Architectural thesis
The project is best modeled as a platform shell around microbiome tools, not as a monolith with one execution engine.
Layer map
| Layer | Key paths | Responsibility | Stability signal |
|---|---|---|---|
| Entry commands | micos/cli.py, pyproject.toml | Human-facing and automation-facing command surface | Highest |
| Python orchestration | micos/*.py | Compose quality control, taxonomy, diversity, functional annotation, and summarization | High |
| Shell wrappers | scripts/run_full_analysis.sh, scripts/run_module.sh | Backward-compatible convenience surfaces | Medium |
| Workflow assets | steps/**/*.wdl | Step-level portable workflow definitions | Medium |
| Environment assets | deploy/, containers/singularity/ | Reproducible execution environments | Medium |
| Specialist scripts | scripts/*.py, scripts/*.R | Extended analyses beyond the stable CLI core | Variable |
System boundaries
The documentation deliberately separates three concepts that are often blurred:
- stable interface: what users can reasonably depend on now,
- integration assets: what helps run the system in broader environments,
- exploration surface: what expands the analytical horizon, but may not carry the same API guarantees.
Architecture diagram
What this means for contributors
If you modify the CLI, you are changing the most visible contract in the project.
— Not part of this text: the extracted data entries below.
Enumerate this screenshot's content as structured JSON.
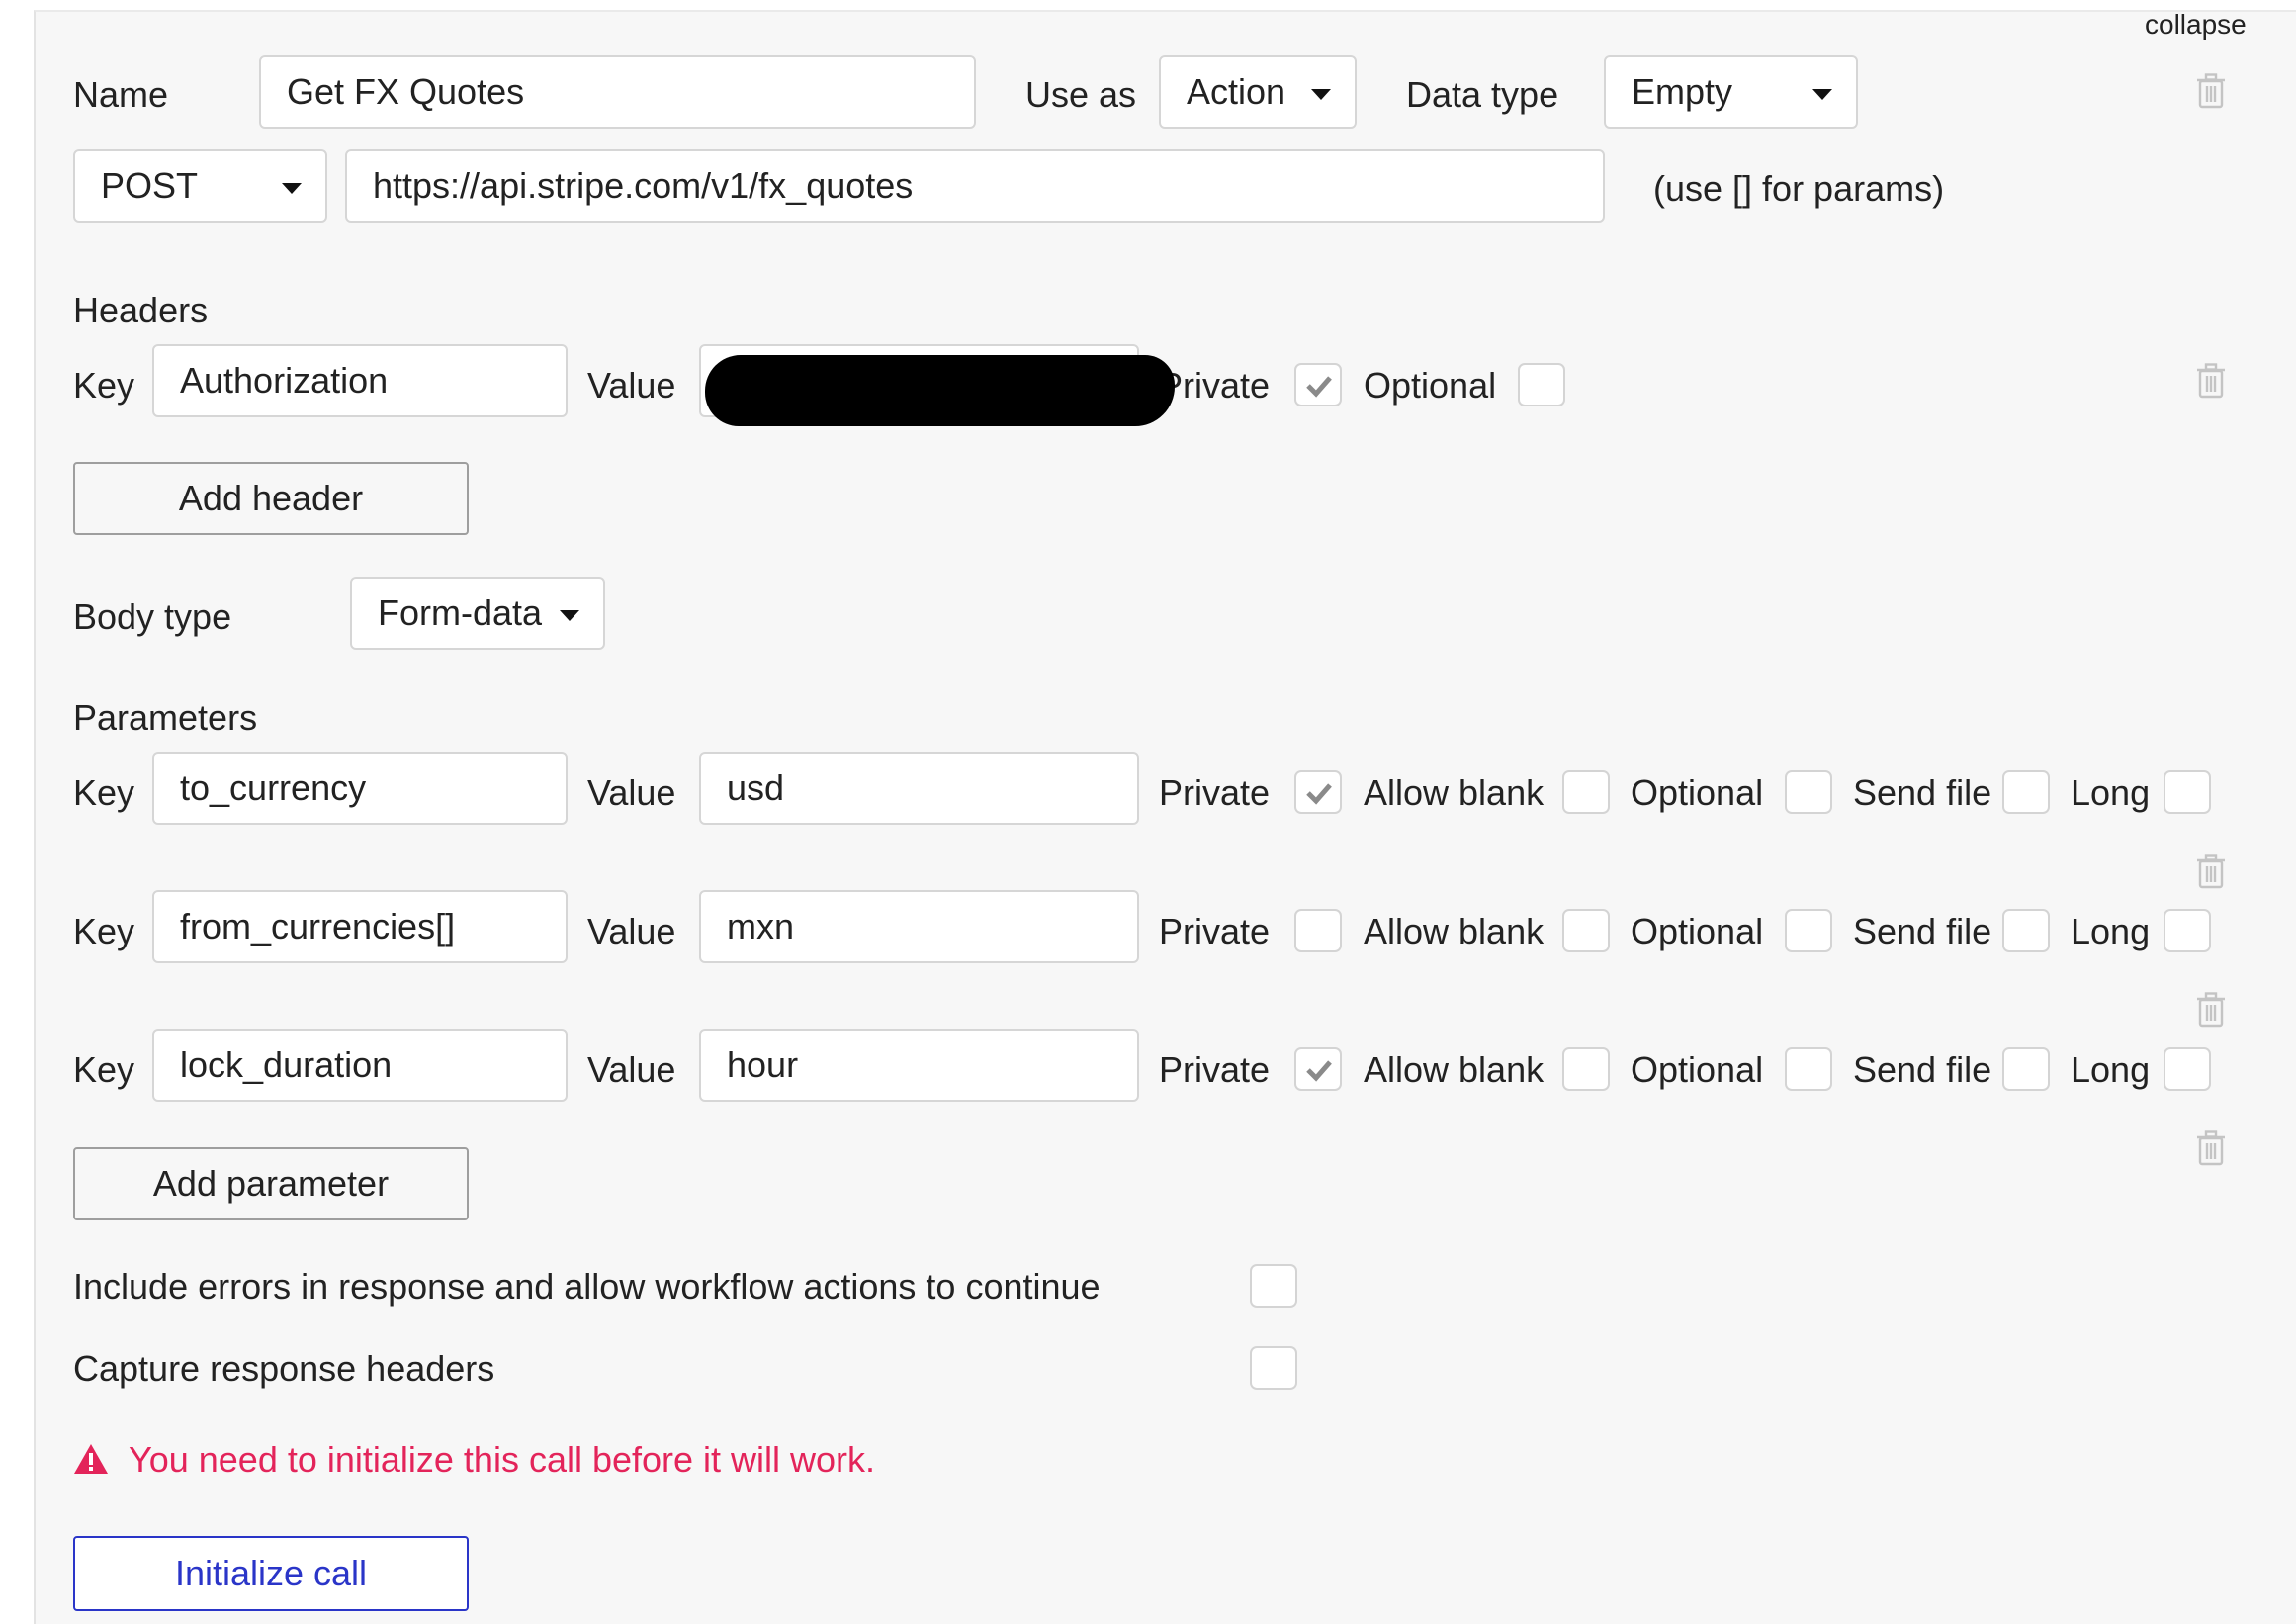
{
  "collapse_label": "collapse",
  "call": {
    "name_label": "Name",
    "name_value": "Get FX Quotes",
    "use_as_label": "Use as",
    "use_as_value": "Action",
    "data_type_label": "Data type",
    "data_type_value": "Empty",
    "method": "POST",
    "url": "https://api.stripe.com/v1/fx_quotes",
    "url_hint": "(use [] for params)"
  },
  "headers": {
    "title": "Headers",
    "rows": [
      {
        "key_label": "Key",
        "key": "Authorization",
        "value_label": "Value",
        "value_redacted": true,
        "private_label": "Private",
        "private": true,
        "optional_label": "Optional",
        "optional": false
      }
    ],
    "add_label": "Add header"
  },
  "body": {
    "type_label": "Body type",
    "type_value": "Form-data"
  },
  "parameters": {
    "title": "Parameters",
    "rows": [
      {
        "key_label": "Key",
        "key": "to_currency",
        "value_label": "Value",
        "value": "usd",
        "private_label": "Private",
        "private": true,
        "allow_blank_label": "Allow blank",
        "allow_blank": false,
        "optional_label": "Optional",
        "optional": false,
        "send_file_label": "Send file",
        "send_file": false,
        "long_label": "Long",
        "long": false
      },
      {
        "key_label": "Key",
        "key": "from_currencies[]",
        "value_label": "Value",
        "value": "mxn",
        "private_label": "Private",
        "private": false,
        "allow_blank_label": "Allow blank",
        "allow_blank": false,
        "optional_label": "Optional",
        "optional": false,
        "send_file_label": "Send file",
        "send_file": false,
        "long_label": "Long",
        "long": false
      },
      {
        "key_label": "Key",
        "key": "lock_duration",
        "value_label": "Value",
        "value": "hour",
        "private_label": "Private",
        "private": true,
        "allow_blank_label": "Allow blank",
        "allow_blank": false,
        "optional_label": "Optional",
        "optional": false,
        "send_file_label": "Send file",
        "send_file": false,
        "long_label": "Long",
        "long": false
      }
    ],
    "add_label": "Add parameter"
  },
  "options": {
    "include_errors_label": "Include errors in response and allow workflow actions to continue",
    "include_errors": false,
    "capture_headers_label": "Capture response headers",
    "capture_headers": false
  },
  "warning": {
    "icon": "warning-triangle-icon",
    "text": "You need to initialize this call before it will work."
  },
  "initialize_label": "Initialize call",
  "colors": {
    "panel_bg": "#f7f7f7",
    "warning": "#e3245a",
    "primary": "#2a35c8",
    "check": "#8a8a8a"
  }
}
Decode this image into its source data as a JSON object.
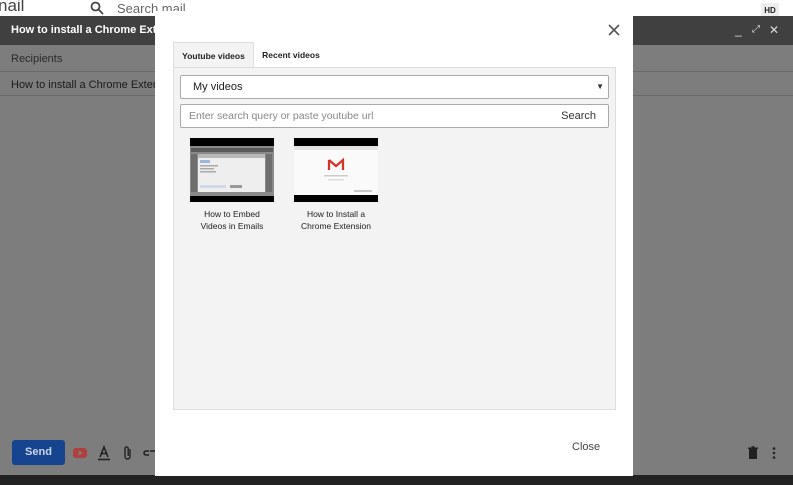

If you modify the shell wrappers, you are working on a compatibility surface whose responsibility is to delegate cleanly to the CLI.
If you modify workflow or container assets, you are affecting reproducibility posture more than command semantics.
Design principles surfaced by the repository
1. Reproducibility over cleverness
The repository prefers explicit workflow and environment artifacts. That is a sensible stance for bioinformatics systems where hidden environment state causes scientific and operational drift.
2. Layered growth
The codebase shows evidence of gradual expansion: first a core pipeline, then scripts for adjacent analyses, then more templates and assets around it. The docs should mirror that growth honestly.
3. Separation of operational and experimental surfaces
This is one of the most important distinctions in the project. The stable CLI path is relatively narrow. The repository ambition is broader. Good documentation makes both visible without pretending they are the same thing.